Expanding the concept of wealth
Family wealth expert James Hughes Jr. advocates broadening the definition of “financial capital” to include five components of family capital: human, intellectual, spiritual, social, and financial. Families who engage in discussions that cultivate these “family capitals” can gain significant benefits from regular family meetings, which can help foster stronger connections, shared purpose, and effective management of wealth and legacy.
When to begin
The concept of a formal family meeting typically describes a process that may involve financial learning, continuity planning, leadership development, learning effective communication, and conversations about legacy and philanthropy. Such formal meetings usually involve members of young adults and older, but informal practices can begin much earlier. With adjustments, family meetings can begin as early as ages 4 or 5, with age-appropriate topics that evolve over time. For young children, meetings might involve sharing something they’re proud of and a challenge they face, allowing parents to listen and model openness. Frequent meetings allow the development of a family culture that emphasises listening, learning, and supporting one another. As children grow, conversations can expand to include daily life topics such as chores, school, and allowances.
As families mature, meetings can include structured agendas and discussions about wealth, purpose, and shared values. Formal family meetings offer opportunities to learn together, develop skills, and collaborate on strategies for future challenges. These rituals can grow in complexity, from simple gatherings to sophisticated, multi-day meetings with advisors and experts.
What to include
A basic structure for family meetings might involve:
- Ritual Opening: Start with a game, a check-in, a poem, or sharing recent successes or exciting plans.
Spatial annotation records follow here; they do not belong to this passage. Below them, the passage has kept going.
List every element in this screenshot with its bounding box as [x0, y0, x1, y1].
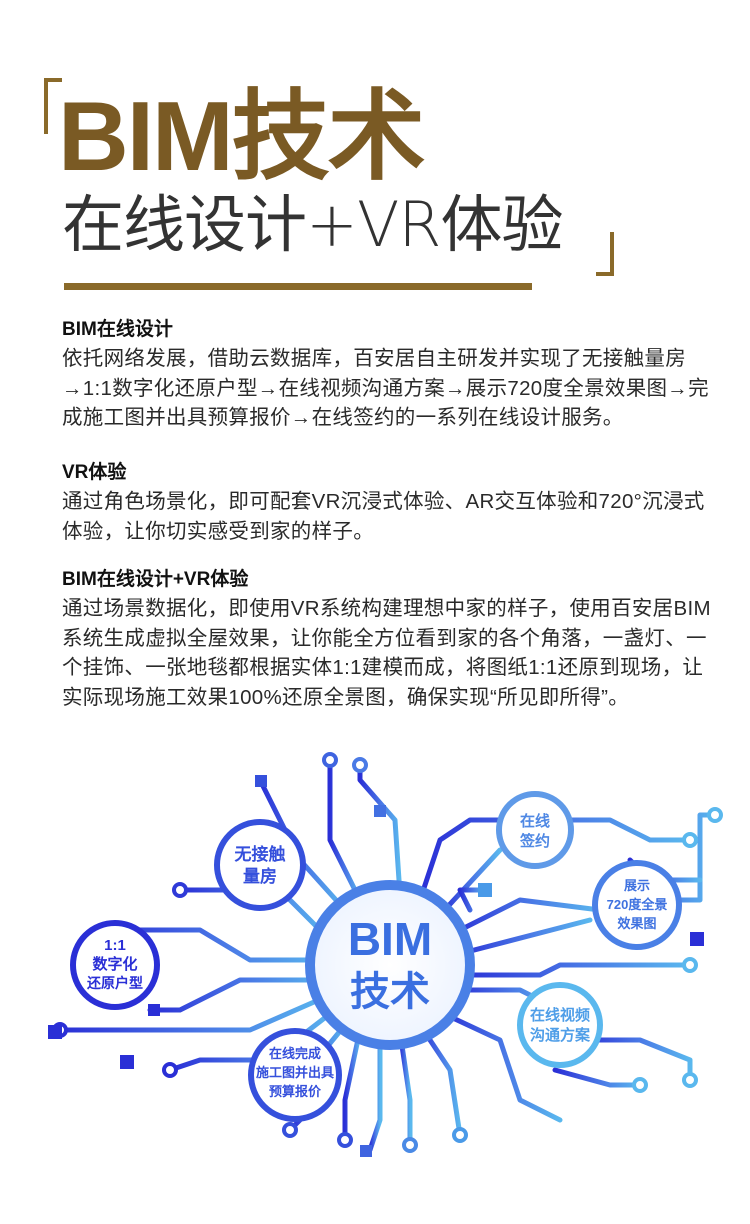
bracket-bottom-right [596, 232, 614, 276]
section-heading: BIM在线设计+VR体验 [62, 569, 249, 590]
svg-text:还原户型: 还原户型 [86, 975, 143, 991]
page-title: BIM技术 [58, 81, 426, 191]
svg-text:沟通方案: 沟通方案 [530, 1026, 591, 1044]
bim-circuit-diagram: BIM 技术 无接触 量房 在线 签约 展示 720度全景 效果图 1:1 数字… [37, 752, 723, 1157]
section-heading: BIM在线设计 [62, 319, 173, 340]
svg-text:量房: 量房 [243, 866, 277, 886]
svg-text:在线完成: 在线完成 [269, 1046, 321, 1061]
section-bim-online-design: BIM在线设计 依托网络发展，借助云数据库，百安居自主研发并实现了无接触量房→1… [62, 316, 712, 433]
section-heading: VR体验 [62, 462, 127, 483]
page-subtitle: 在线设计+VR体验 [62, 188, 563, 261]
section-body: 通过场景数据化，即使用VR系统构建理想中家的样子，使用百安居BIM系统生成虚拟全… [62, 597, 711, 709]
section-body: 依托网络发展，借助云数据库，百安居自主研发并实现了无接触量房→1:1数字化还原户… [62, 347, 709, 429]
svg-text:在线视频: 在线视频 [530, 1006, 590, 1024]
svg-text:在线: 在线 [520, 812, 550, 830]
section-body: 通过角色场景化，即可配套VR沉浸式体验、AR交互体验和720°沉浸式体验，让你切… [62, 490, 705, 543]
section-bim-plus-vr: BIM在线设计+VR体验 通过场景数据化，即使用VR系统构建理想中家的样子，使用… [62, 566, 712, 712]
svg-text:1:1: 1:1 [104, 937, 126, 954]
svg-text:展示: 展示 [624, 878, 650, 893]
center-node-label-line2: 技术 [350, 970, 430, 1014]
node-video-consult: 在线视频 沟通方案 [517, 982, 603, 1068]
svg-text:签约: 签约 [519, 832, 550, 850]
node-online-sign: 在线 签约 [496, 791, 574, 869]
svg-text:施工图并出具: 施工图并出具 [256, 1065, 334, 1080]
svg-text:效果图: 效果图 [617, 916, 656, 931]
node-construction-drawing: 在线完成 施工图并出具 预算报价 [248, 1028, 342, 1122]
svg-text:预算报价: 预算报价 [269, 1084, 322, 1099]
node-digital-restore: 1:1 数字化 还原户型 [70, 920, 160, 1010]
center-node-bim: BIM 技术 [305, 880, 475, 1050]
title-divider [64, 283, 532, 290]
svg-text:数字化: 数字化 [92, 955, 137, 973]
svg-text:720度全景: 720度全景 [607, 897, 668, 912]
node-720-render: 展示 720度全景 效果图 [592, 860, 682, 950]
section-vr-experience: VR体验 通过角色场景化，即可配套VR沉浸式体验、AR交互体验和720°沉浸式体… [62, 459, 712, 546]
svg-text:无接触: 无接触 [234, 844, 286, 864]
center-node-label-line1: BIM [348, 913, 432, 965]
node-measure-house: 无接触 量房 [214, 819, 306, 911]
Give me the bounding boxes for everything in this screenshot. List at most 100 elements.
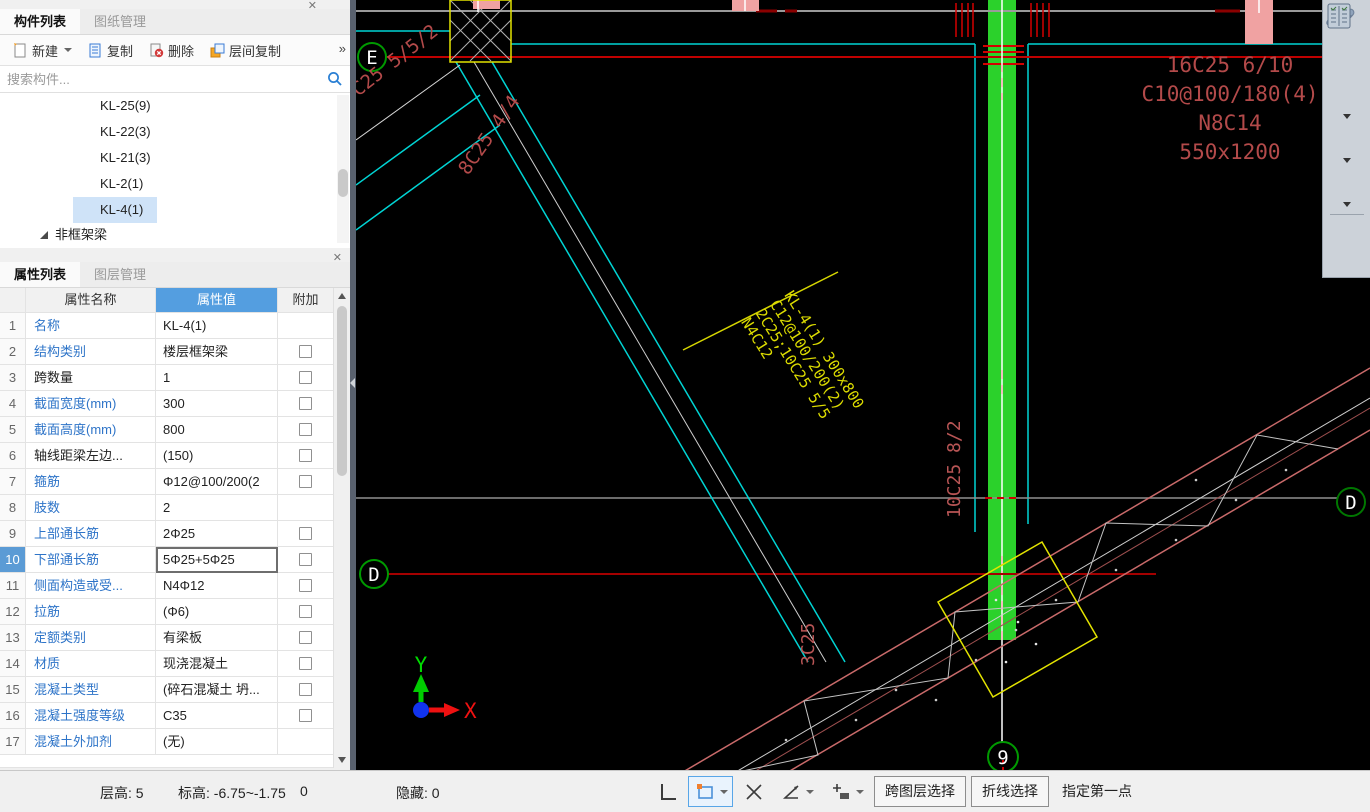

- Main Topics: Focus on one or more relevant themes, such as family values, financial literacy, or legacy planning.
- Shared Listening: Create space for all members to share and be heard.
- Action Plan: Conclude with actionable steps for follow-up.
As families grow into the practice, these meetings can serve as platforms for learning collaborative decision-making, discussing philanthropy, and fostering financial literacy. For multi-generational families, family meetings also become opportunities to celebrate rites of passage, share wisdom, and integrate the perspectives of both older and younger generations.
When to outsource
For families transitioning to more formal, structured meetings, outsourced facilitation can provide invaluable support. Expert facilitators can help navigate sensitive topics, resolve conflicts, and create effective future planning strategies.
When a family member acts as the facilitator, they face inherent challenges in balancing their dual roles as both participant and mediator, which can impact power dynamics and impartiality. Bringing in a neutral facilitator allows for:
- Managing complex discussions with impartiality
- Providing educational components on communication, financial literacy, decision-making, leadership, and more
- Collaboratively planning meeting objectives and structure
Professional facilitators ensure that meetings remain productive and aligned with the family’s goals, helping them to maximize the value of this important practice.
In conclusion
Family meetings, when thoughtfully designed and implemented, provide a powerful tool for fostering deeper connections, shared purpose, and intergenerational continuity. By starting simple and scaling as needed, families can create a lasting tradition that supports their collective success and legacy, and offers significant opportunities for shared understanding, strong family culture, and practices that support a long runway for generational family connections.